Depois de muito tempo eu finalmente cheguei a escada que ele estava falando. Era uma escada larga, feita de madeira e muito alta.
– Para que escadas se você pode voar? – disse em voz alta.
Voei até o topo do túnel e encontrei a tal porta que Ali havia dito. Era um pedaço redondo de madeira, muito pesado. Tive que usar quase toda a força que tinha para empurrar a porta e novamente fiquei pensando em como aqueles dois conseguiam fazer isso sozinhos.
A passagem dava exatamente no mesmo lugar onde eu estava quando fui sequestrada: o meio do caminho para casa de Neandro. Estava prestes a seguir de volta a cidade quando encontrei com Neandro, Nicardo, Amadeus e Thalassa.
– Beatriz! – Nicardo falou nervoso – Onde você estava?
– O que aconteceu? – perguntei apavorada.
– Um escorpião gigante atacou a cidade. – Neandro explicou – Por sorte nós chegamos antes dele causar grandes danos e conseguimos destruir-los.
– Sem sua ajuda! – Nicardo estava estranhamente agressivo.
– Desculpe, mas eu não tive culpa. – me defendi – Eu estava esse tempo todo no subsolo.
– E o que você fazia no subsolo? – Thalassa perguntou confusa.
– Eu fui sequestrada por dois seres errantes. – comecei a contar o que aconteceu – Eram dois lobos. Eles me levaram e acharam que poderiam... Ah, esquece. Eu fui levada por esses dois até o subsolo e acabei ficando presa. Eu consegui que eles me libertassem agora.
– Lobos? – Neandro achou graça – Os seres errantes que tomaram forma de lobos não costumam ser muito inteligentes.
– Eu pude perceber. – disse constrangida.
– E como você deixou-se capturar dessa forma? – Nicardo perguntou quase gritando.
– Calma Nicardo. – fiquei um pouco amedrontada – Você está tão estranho.
– É mesmo Nicardo. – Neandro concordou – O que está havendo?
– Desculpe. – Nicardo ficou constrangido – Acho que é essa guerra que está me tirando do meu normal.

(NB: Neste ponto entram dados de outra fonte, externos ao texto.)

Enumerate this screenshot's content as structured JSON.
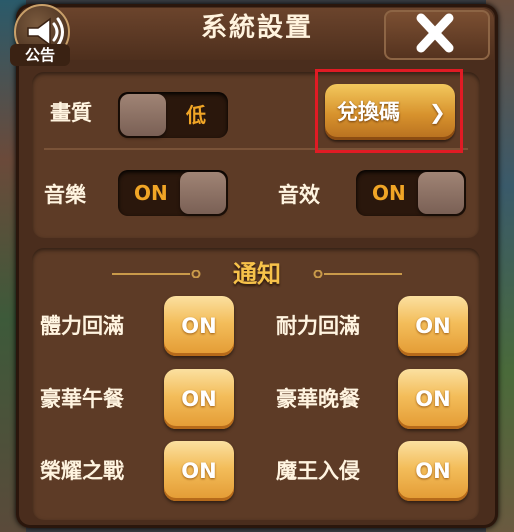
{
  "dialog": {
    "title": "系統設置",
    "announce_label": "公告"
  },
  "settings": {
    "quality_label": "畫質",
    "quality_value": "低",
    "redeem_label": "兌換碼",
    "redeem_chevron": "❯",
    "music_label": "音樂",
    "music_value": "ON",
    "sfx_label": "音效",
    "sfx_value": "ON"
  },
  "notifications": {
    "title": "通知",
    "items": [
      {
        "label": "體力回滿",
        "value": "ON"
      },
      {
        "label": "耐力回滿",
        "value": "ON"
      },
      {
        "label": "豪華午餐",
        "value": "ON"
      },
      {
        "label": "豪華晚餐",
        "value": "ON"
      },
      {
        "label": "榮耀之戰",
        "value": "ON"
      },
      {
        "label": "魔王入侵",
        "value": "ON"
      }
    ]
  },
  "colors": {
    "panel": "#4a2d1d",
    "section": "#5d3b26",
    "accent_orange": "#f3bd5a",
    "highlight_red": "#e01b24"
  }
}
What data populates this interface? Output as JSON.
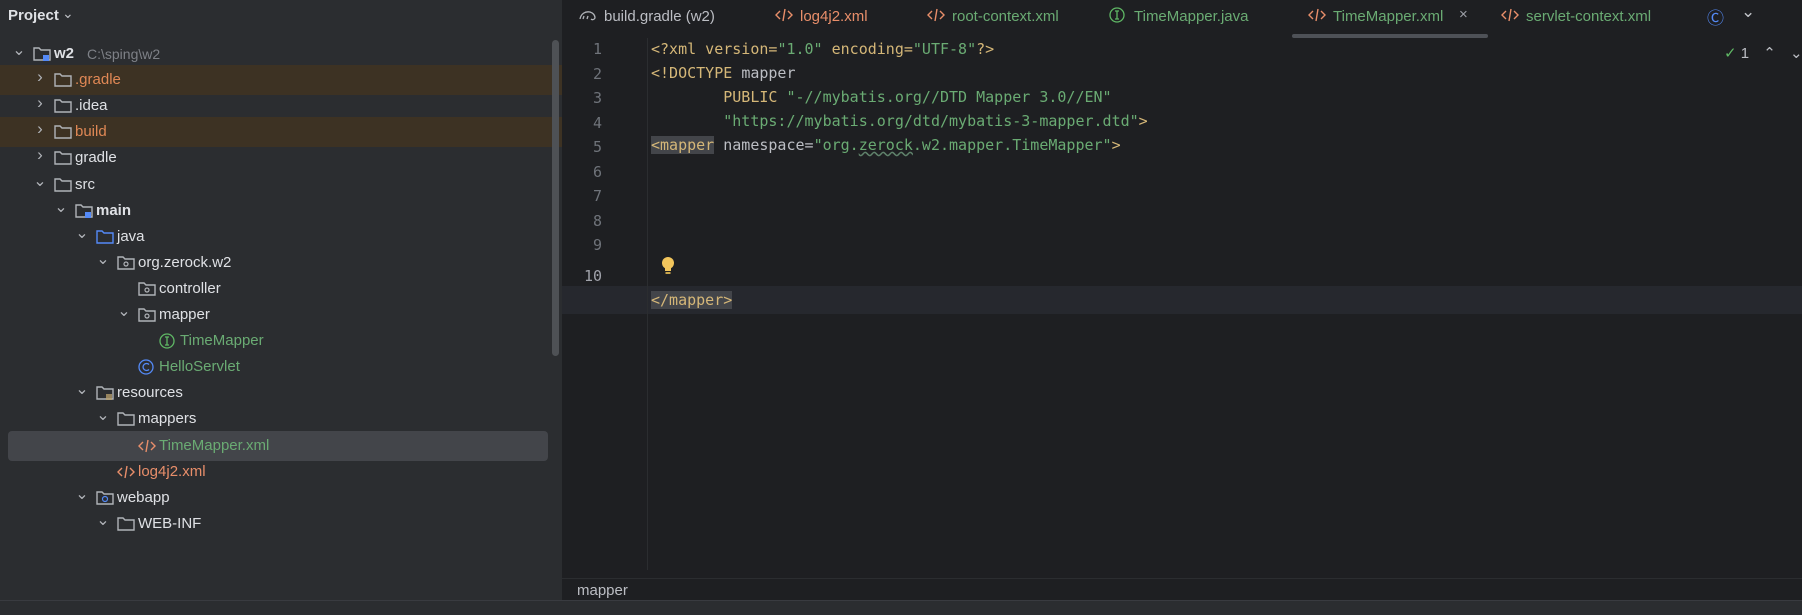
{
  "project": {
    "title": "Project",
    "tree": [
      {
        "label": "w2",
        "path": "C:\\sping\\w2",
        "depth": 0,
        "arrow": "down",
        "icon": "module-folder-icon",
        "color": "#dfe1e5",
        "bold": true,
        "highlight": false
      },
      {
        "label": ".gradle",
        "depth": 1,
        "arrow": "right",
        "icon": "folder-icon",
        "color": "#e08855",
        "bold": false,
        "highlight": true
      },
      {
        "label": ".idea",
        "depth": 1,
        "arrow": "right",
        "icon": "folder-icon",
        "color": "#dfe1e5",
        "bold": false,
        "highlight": false
      },
      {
        "label": "build",
        "depth": 1,
        "arrow": "right",
        "icon": "folder-icon",
        "color": "#e08855",
        "bold": false,
        "highlight": true
      },
      {
        "label": "gradle",
        "depth": 1,
        "arrow": "right",
        "icon": "folder-icon",
        "color": "#dfe1e5",
        "bold": false,
        "highlight": false
      },
      {
        "label": "src",
        "depth": 1,
        "arrow": "down",
        "icon": "folder-icon",
        "color": "#dfe1e5",
        "bold": false,
        "highlight": false
      },
      {
        "label": "main",
        "depth": 2,
        "arrow": "down",
        "icon": "module-folder-icon",
        "color": "#dfe1e5",
        "bold": true,
        "highlight": false
      },
      {
        "label": "java",
        "depth": 3,
        "arrow": "down",
        "icon": "source-folder-icon",
        "color": "#dfe1e5",
        "bold": false,
        "highlight": false
      },
      {
        "label": "org.zerock.w2",
        "depth": 4,
        "arrow": "down",
        "icon": "package-icon",
        "color": "#dfe1e5",
        "bold": false,
        "highlight": false
      },
      {
        "label": "controller",
        "depth": 5,
        "arrow": "none",
        "icon": "package-icon",
        "color": "#dfe1e5",
        "bold": false,
        "highlight": false
      },
      {
        "label": "mapper",
        "depth": 5,
        "arrow": "down",
        "icon": "package-icon",
        "color": "#dfe1e5",
        "bold": false,
        "highlight": false
      },
      {
        "label": "TimeMapper",
        "depth": 6,
        "arrow": "none",
        "icon": "interface-icon",
        "color": "#6aab73",
        "bold": false,
        "highlight": false
      },
      {
        "label": "HelloServlet",
        "depth": 5,
        "arrow": "none",
        "icon": "class-icon",
        "color": "#6aab73",
        "bold": false,
        "highlight": false
      },
      {
        "label": "resources",
        "depth": 3,
        "arrow": "down",
        "icon": "resources-folder-icon",
        "color": "#dfe1e5",
        "bold": false,
        "highlight": false
      },
      {
        "label": "mappers",
        "depth": 4,
        "arrow": "down",
        "icon": "folder-icon",
        "color": "#dfe1e5",
        "bold": false,
        "highlight": false
      },
      {
        "label": "TimeMapper.xml",
        "depth": 5,
        "arrow": "none",
        "icon": "xml-file-icon",
        "color": "#6aab73",
        "bold": false,
        "highlight": false,
        "selected": true
      },
      {
        "label": "log4j2.xml",
        "depth": 4,
        "arrow": "none",
        "icon": "xml-file-icon",
        "color": "#e88e6a",
        "bold": false,
        "highlight": false
      },
      {
        "label": "webapp",
        "depth": 3,
        "arrow": "down",
        "icon": "web-folder-icon",
        "color": "#dfe1e5",
        "bold": false,
        "highlight": false
      },
      {
        "label": "WEB-INF",
        "depth": 4,
        "arrow": "down",
        "icon": "folder-icon",
        "color": "#dfe1e5",
        "bold": false,
        "highlight": false
      }
    ]
  },
  "tabs": [
    {
      "label": "build.gradle (w2)",
      "icon": "gradle-icon",
      "color": "#bcbec4",
      "active": false
    },
    {
      "label": "log4j2.xml",
      "icon": "xml-file-icon",
      "color": "#e88e6a",
      "active": false
    },
    {
      "label": "root-context.xml",
      "icon": "xml-file-icon",
      "color": "#6aab73",
      "active": false
    },
    {
      "label": "TimeMapper.java",
      "icon": "interface-icon",
      "color": "#6aab73",
      "active": false
    },
    {
      "label": "TimeMapper.xml",
      "icon": "xml-file-icon",
      "color": "#6aab73",
      "active": true
    },
    {
      "label": "servlet-context.xml",
      "icon": "xml-file-icon",
      "color": "#6aab73",
      "active": false
    }
  ],
  "editor": {
    "line_numbers": [
      "1",
      "2",
      "3",
      "4",
      "5",
      "6",
      "7",
      "8",
      "9",
      "10"
    ],
    "current_line": "10",
    "inspection_count": "1",
    "code": {
      "l1_a": "<?xml version=",
      "l1_b": "\"1.0\"",
      "l1_c": " encoding=",
      "l1_d": "\"UTF-8\"",
      "l1_e": "?>",
      "l2_a": "<!DOCTYPE ",
      "l2_b": "mapper",
      "l3_a": "        PUBLIC ",
      "l3_b": "\"-//mybatis.org//DTD Mapper 3.0//EN\"",
      "l4_a": "        ",
      "l4_b": "\"https://mybatis.org/dtd/mybatis-3-mapper.dtd\"",
      "l4_c": ">",
      "l5_a": "<mapper",
      "l5_b": " namespace=",
      "l5_c": "\"org.",
      "l5_d": "zerock",
      "l5_e": ".w2.mapper.TimeMapper\"",
      "l5_f": ">",
      "l10_a": "</mapper>"
    }
  },
  "breadcrumb": "mapper",
  "colors": {
    "accent": "#548af7",
    "string": "#6aab73",
    "tag": "#d5b778",
    "ignored": "#e08855"
  }
}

– Tudo bem. – disse mais calma – Só não precisava ser tão agressivo comigo. Está perdoado.
– Mas essa eu também queria saber. – Neandro sorriu.
– O que? – fingi que não sabia.
– Como você foi capturada por dois seres considerados “burros”? – Neandro riu.
– Vocês estão se divertindo não é? – fiz careta para eles – Eu sei, admito, foi realmente um descuido. Eles são muito burros.
– Mas você vai contar? – Neandro insistiu.
– Que curioso! – fiz cara feia e depois soltei um sorriso forçado – Eu não me lembro. Juro.
– Claro. – Neandro debochou – Não precisa ficar tão vermelha. Seu nariz não vai crescer. Eu acho.
– Mas eu estou falando sério! – falei alto.
– Tudo bem Beatriz. – Thalassa veio para o meu lado – Eu acredito em você.
– Obrigada. – sorri – Mas teve uma coisa muito estranha que encontrei com os dois.
– O que? – Neandro perguntou.
– Prefiro falar com todos juntos. – fiquei séria.
– Tudo bem, mas primeiro temos que achar o Alexis! – Neandro também ficou sério – Ele foi levado com você?
– Minha nossa! – lembrei – O Alexis!